Is Faster Enterprises Limited (ASX:FE8) A Financially Sound Company?

Investors are always looking for growth in small-cap stocks like Faster Enterprises Limited (ASX:FE8), with a market cap of A$8.43M. However, an important fact which most ignore is: how financially healthy is the business? Given that FE8 is not presently profitable, it’s essential to assess the current state of its operations and pathway to profitability. I believe these basic checks tell most of the story you need to know. However, I know these factors are very high-level, so I’d encourage you to dig deeper yourself into FE8 here.

How does FE8’s operating cash flow stack up against its debt?

FE8’s debt levels surged from A$1.5M to A$3.7M over the last 12 months – this includes both the current and long-term debt.

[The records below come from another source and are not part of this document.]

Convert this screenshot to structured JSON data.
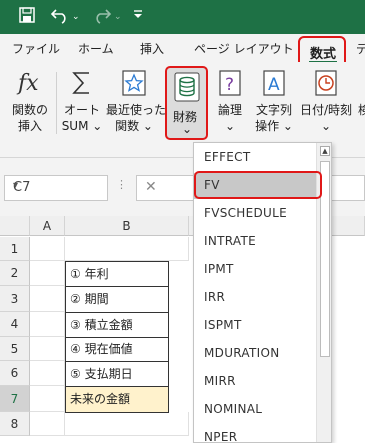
{
  "qat": {
    "save_icon": "save-icon",
    "undo_icon": "undo-icon",
    "redo_icon": "redo-icon",
    "customize_icon": "customize-qat-icon"
  },
  "tabs": {
    "file": "ファイル",
    "home": "ホーム",
    "insert": "挿入",
    "page_layout": "ページ レイアウト",
    "formulas": "数式",
    "extra": "デ"
  },
  "ribbon": {
    "insert_function": [
      "関数の",
      "挿入"
    ],
    "autosum": [
      "オート",
      "SUM ⌄"
    ],
    "recently_used": [
      "最近使った",
      "関数 ⌄"
    ],
    "financial": [
      "財務",
      "⌄"
    ],
    "logical": [
      "論理",
      "⌄"
    ],
    "text": [
      "文字列",
      "操作 ⌄"
    ],
    "datetime": [
      "日付/時刻",
      "⌄"
    ],
    "more": "検"
  },
  "formula_bar": {
    "name_box": "C7",
    "dropdown_arrow": "▾",
    "dots": "⋮",
    "cancel_icon": "✕"
  },
  "grid": {
    "columns": [
      "A",
      "B"
    ],
    "rows": [
      "1",
      "2",
      "3",
      "4",
      "5",
      "6",
      "7",
      "8"
    ],
    "b_cells": [
      "① 年利",
      "② 期間",
      "③ 積立金額",
      "④ 現在価値",
      "⑤ 支払期日",
      "未来の金額"
    ]
  },
  "financial_menu": {
    "items": [
      "EFFECT",
      "FV",
      "FVSCHEDULE",
      "INTRATE",
      "IPMT",
      "IRR",
      "ISPMT",
      "MDURATION",
      "MIRR",
      "NOMINAL",
      "NPER"
    ],
    "selected": "FV"
  },
  "colors": {
    "excel_green": "#1e7145",
    "highlight_red": "#e01818",
    "result_fill": "#fff2cc",
    "selected_item": "#c8c8c8"
  }
}
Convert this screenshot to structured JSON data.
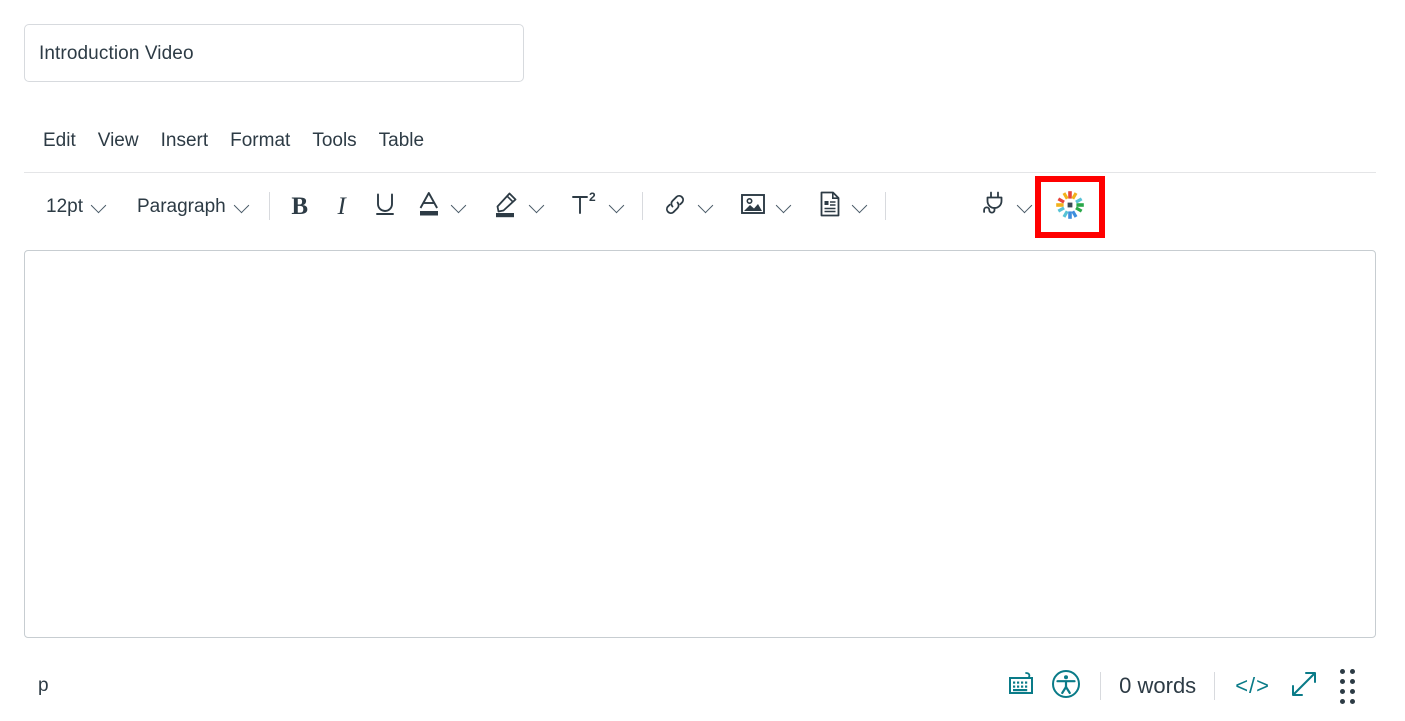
{
  "title_field": {
    "value": "Introduction Video",
    "placeholder": "Title"
  },
  "menubar": {
    "items": [
      {
        "label": "Edit",
        "name": "menu-edit"
      },
      {
        "label": "View",
        "name": "menu-view"
      },
      {
        "label": "Insert",
        "name": "menu-insert"
      },
      {
        "label": "Format",
        "name": "menu-format"
      },
      {
        "label": "Tools",
        "name": "menu-tools"
      },
      {
        "label": "Table",
        "name": "menu-table"
      }
    ]
  },
  "toolbar": {
    "font_size": {
      "label": "12pt",
      "icon": "chevron-down-icon"
    },
    "block_format": {
      "label": "Paragraph",
      "icon": "chevron-down-icon"
    },
    "bold": {
      "label": "B",
      "icon": "bold-icon"
    },
    "italic": {
      "label": "I",
      "icon": "italic-icon"
    },
    "underline": {
      "icon": "underline-icon"
    },
    "text_color": {
      "icon": "text-color-icon",
      "swatch": "#2d3b45"
    },
    "highlight": {
      "icon": "highlighter-icon",
      "swatch": "#2d3b45"
    },
    "superscript": {
      "label": "T2",
      "icon": "superscript-icon"
    },
    "link": {
      "icon": "link-icon"
    },
    "image": {
      "icon": "image-icon"
    },
    "document": {
      "icon": "document-icon"
    },
    "studio": {
      "icon": "studio-starburst-icon",
      "highlighted": true,
      "highlight_color": "#ff0000"
    },
    "apps": {
      "icon": "plug-icon"
    },
    "more": {
      "icon": "kebab-vertical-icon"
    }
  },
  "editor": {
    "content": "",
    "placeholder": ""
  },
  "statusbar": {
    "element_path": "p",
    "keyboard_shortcuts": {
      "icon": "keyboard-icon"
    },
    "accessibility_checker": {
      "icon": "accessibility-icon"
    },
    "word_count": "0 words",
    "html_editor": {
      "label": "</>",
      "icon": "code-icon"
    },
    "resize": {
      "icon": "resize-diagonal-icon"
    },
    "drag_handle": {
      "icon": "dot-grid-icon"
    }
  },
  "colors": {
    "text": "#2d3b45",
    "teal": "#0a7b88",
    "border": "#c7cdd1",
    "highlight_red": "#ff0000"
  }
}
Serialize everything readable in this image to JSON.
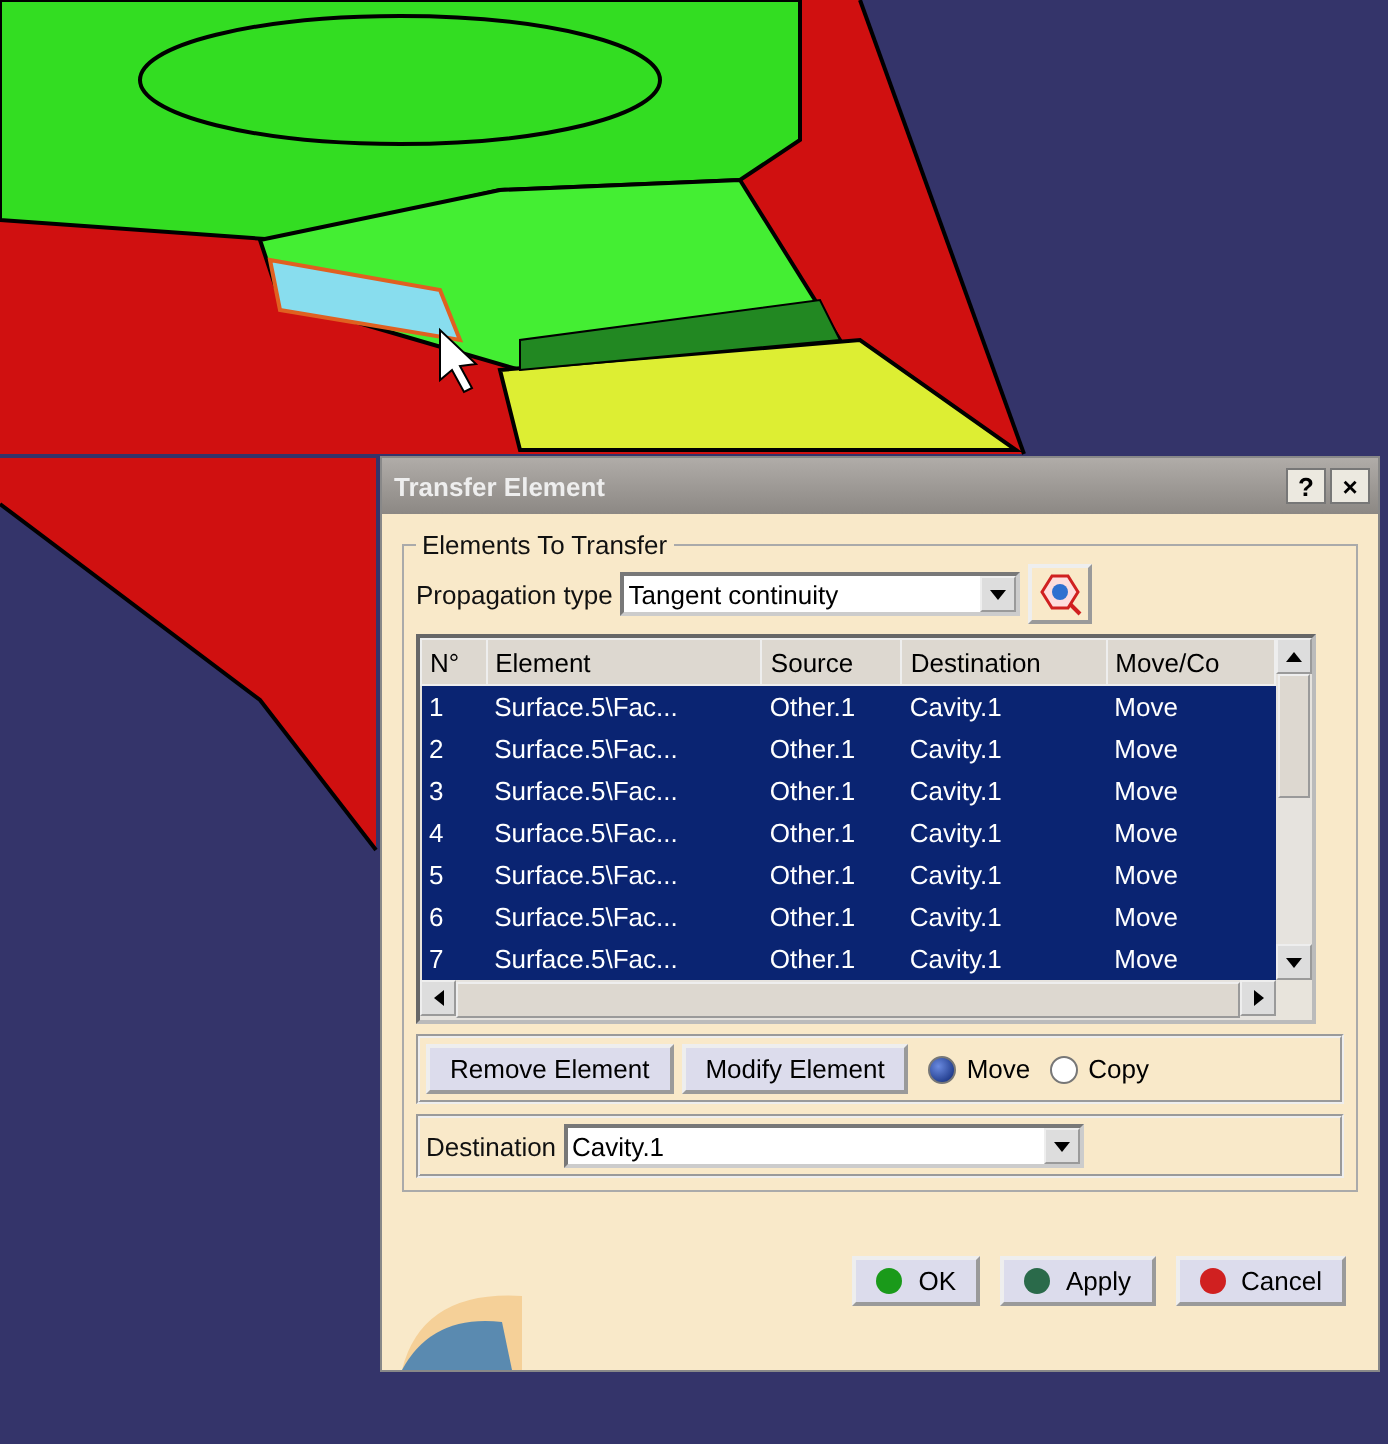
{
  "dialog": {
    "title": "Transfer Element",
    "title_buttons": [
      "?",
      "×"
    ],
    "group": {
      "legend": "Elements To Transfer",
      "propagation": {
        "label": "Propagation type",
        "value": "Tangent continuity"
      },
      "table": {
        "columns": [
          "N°",
          "Element",
          "Source",
          "Destination",
          "Move/Co"
        ],
        "rows": [
          {
            "cells": [
              "1",
              "Surface.5\\Fac...",
              "Other.1",
              "Cavity.1",
              "Move"
            ],
            "selected": true
          },
          {
            "cells": [
              "2",
              "Surface.5\\Fac...",
              "Other.1",
              "Cavity.1",
              "Move"
            ],
            "selected": true
          },
          {
            "cells": [
              "3",
              "Surface.5\\Fac...",
              "Other.1",
              "Cavity.1",
              "Move"
            ],
            "selected": true
          },
          {
            "cells": [
              "4",
              "Surface.5\\Fac...",
              "Other.1",
              "Cavity.1",
              "Move"
            ],
            "selected": true
          },
          {
            "cells": [
              "5",
              "Surface.5\\Fac...",
              "Other.1",
              "Cavity.1",
              "Move"
            ],
            "selected": true
          },
          {
            "cells": [
              "6",
              "Surface.5\\Fac...",
              "Other.1",
              "Cavity.1",
              "Move"
            ],
            "selected": true
          },
          {
            "cells": [
              "7",
              "Surface.5\\Fac...",
              "Other.1",
              "Cavity.1",
              "Move"
            ],
            "selected": true
          }
        ]
      },
      "actions": [
        "Remove Element",
        "Modify Element"
      ],
      "mode": [
        {
          "label": "Move",
          "selected": true
        },
        {
          "label": "Copy",
          "selected": false
        }
      ],
      "destination": {
        "label": "Destination",
        "value": "Cavity.1"
      }
    },
    "buttons": [
      {
        "label": "OK",
        "color": "#1a9a1a"
      },
      {
        "label": "Apply",
        "color": "#2a6a4a"
      },
      {
        "label": "Cancel",
        "color": "#d02020"
      }
    ]
  }
}
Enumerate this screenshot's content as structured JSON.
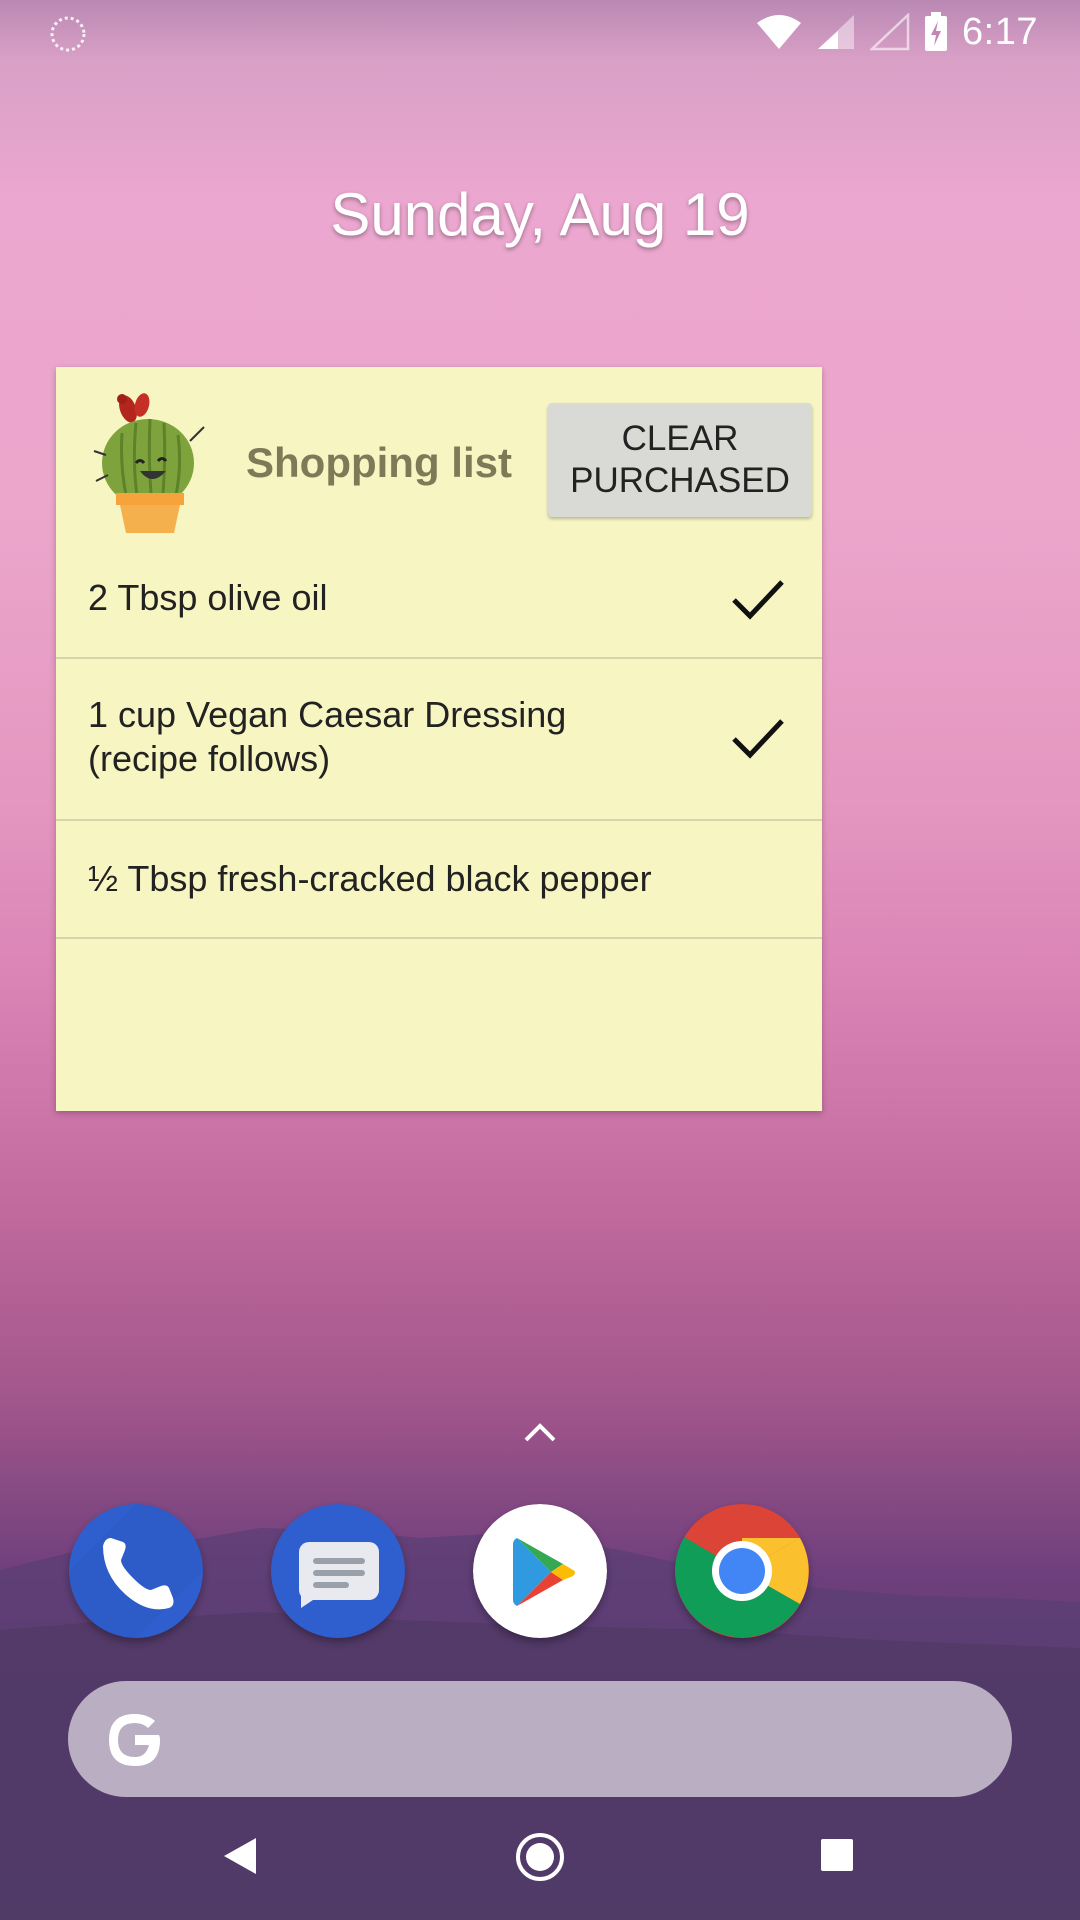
{
  "status_bar": {
    "time": "6:17",
    "icons": [
      "sync-icon",
      "wifi-icon",
      "signal-icon",
      "no-signal-icon",
      "battery-charging-icon"
    ]
  },
  "date_text": "Sunday, Aug 19",
  "widget": {
    "title": "Shopping list",
    "clear_button": {
      "line1": "CLEAR",
      "line2": "PURCHASED"
    },
    "items": [
      {
        "line1": "2 Tbsp olive oil",
        "line2": "",
        "checked": true
      },
      {
        "line1": "1 cup Vegan Caesar Dressing",
        "line2": "(recipe follows)",
        "checked": true
      },
      {
        "line1": "½ Tbsp fresh-cracked black pepper",
        "line2": "",
        "checked": false
      }
    ],
    "colors": {
      "background": "#f7f5c2",
      "title": "#7e7a58"
    }
  },
  "dock": {
    "apps": [
      "phone-icon",
      "messages-icon",
      "play-store-icon",
      "chrome-icon"
    ]
  },
  "search": {
    "icon": "google-g-icon"
  },
  "navigation": {
    "buttons": [
      "back-icon",
      "home-icon",
      "recents-icon"
    ]
  }
}
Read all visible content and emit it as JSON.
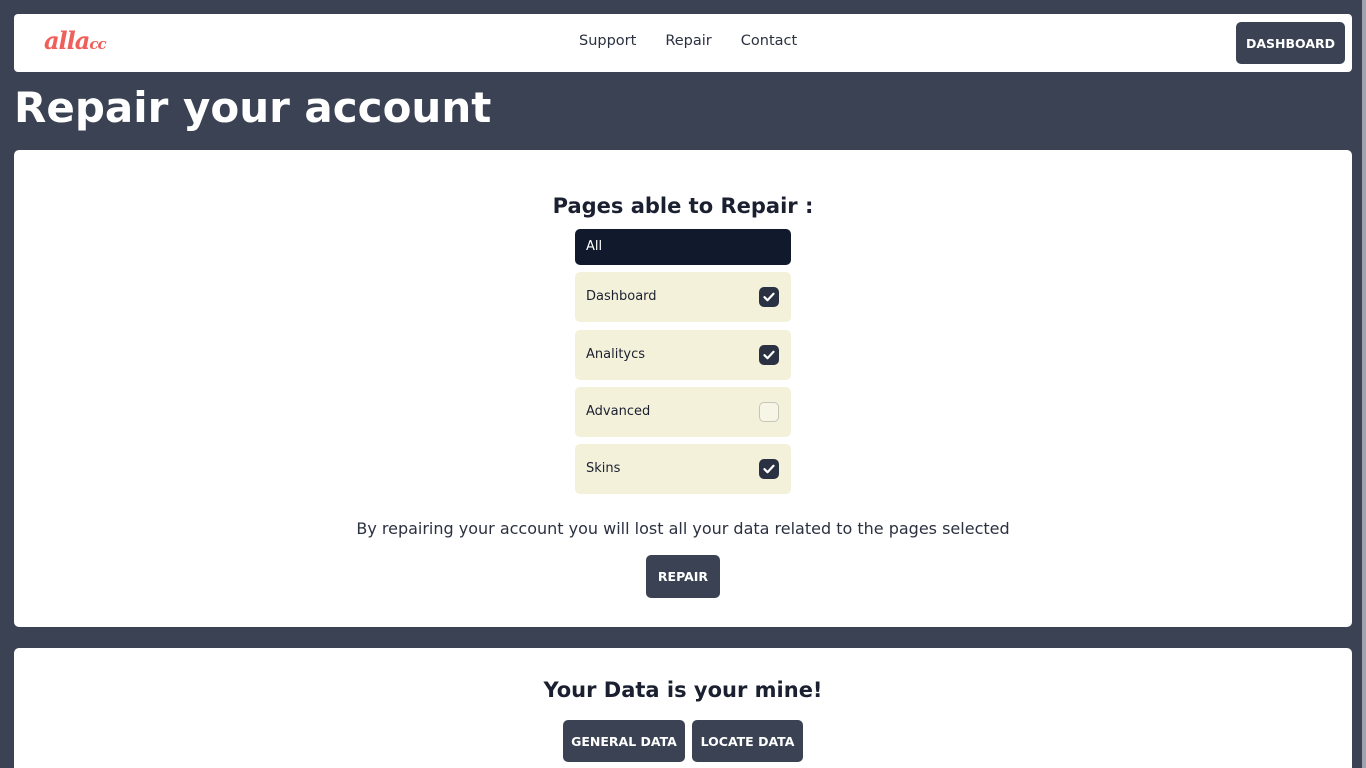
{
  "navbar": {
    "logo_text_large": "alla",
    "logo_text_small": "cc",
    "links": [
      "Support",
      "Repair",
      "Contact"
    ],
    "dashboard_label": "DASHBOARD"
  },
  "page_title": "Repair your account",
  "repair_card": {
    "title": "Pages able to Repair :",
    "select_value": "All",
    "options": [
      {
        "label": "Dashboard",
        "checked": true
      },
      {
        "label": "Analitycs",
        "checked": true
      },
      {
        "label": "Advanced",
        "checked": false
      },
      {
        "label": "Skins",
        "checked": true
      }
    ],
    "warning": "By repairing your account you will lost all your data related to the pages selected",
    "repair_label": "REPAIR"
  },
  "data_card": {
    "title": "Your Data is your mine!",
    "general_label": "GENERAL DATA",
    "locate_label": "LOCATE DATA"
  },
  "colors": {
    "background": "#3a4253",
    "logo": "#f0605a",
    "option_background": "#f4f1db",
    "select_background": "#111a2c"
  },
  "icons": {
    "checked": "check-icon"
  }
}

With this rise in debt, the current cash and short-term investment levels stands at A$1.0M , ready to deploy into the business. Though its trivial cash flows from operations make the cash-to-debt ratio less useful to us, though these low levels of cash means that operational efficiency is worth a look. For this article’s sake, I won’t be looking at this today, but you can take a look at some of FE8’s operating efficiency ratios such as ROA here.

Can FE8 pay its short-term liabilities?

With current liabilities at A$2.1M liabilities, it seems that the business has not maintained a sufficient level of current assets to meet its obligations, with the current ratio last standing at 0.8x, which is below the prudent industry ratio of 3x.

ASX:FE8 Historical Debt Dec 13th 17
ASX:FE8 Historical Debt Dec 13th 17

Does FE8 face the risk of succumbing to its debt-load?

FE8 is a relatively highly levered company with a debt-to-equity of 59.62%. This is not uncommon for a small-cap company given that debt tends to be lower-cost and at times, more accessible. But since FE8 is currently unprofitable, there’s a question of sustainability of its current operations. Maintaining a high level of debt, while revenues are still below costs, can be dangerous as liquidity tends to dry up in unexpected downturns.

Next Steps:

Are you a shareholder? FE8’s debt and cash flow levels indicate room for improvement. Its cash flow coverage of less than a quarter of debt means that operating efficiency could be an issue. Furthermore, the company may struggle to meet its near term liabilities should an adverse event occur. Given that its financial position may be different. I suggest researching market expectations for FE8’s future growth on our free analysis platform.

Are you a potential investor? FE8’s high debt levels on top of low cash coverage of debt as well as low liquidity coverage of near-term commitments may send potential investors running the other way. However, keep in mind that this is a point-in-time analysis, and today’s performance may not be representative of FE8’s track record. You should continue your analysis by taking a look at FE8’s past performance analysis on our free platform in order to determine for yourself whether its debt position is justified.


To help readers see pass the short term volatility of the financial market, we aim to bring you a long-term focused research analysis purely driven by fundamental data. Note that our analysis does not factor in the latest price sensitive company announcements.

The author is an independent contributor and at the time of publication had no position in the stocks mentioned.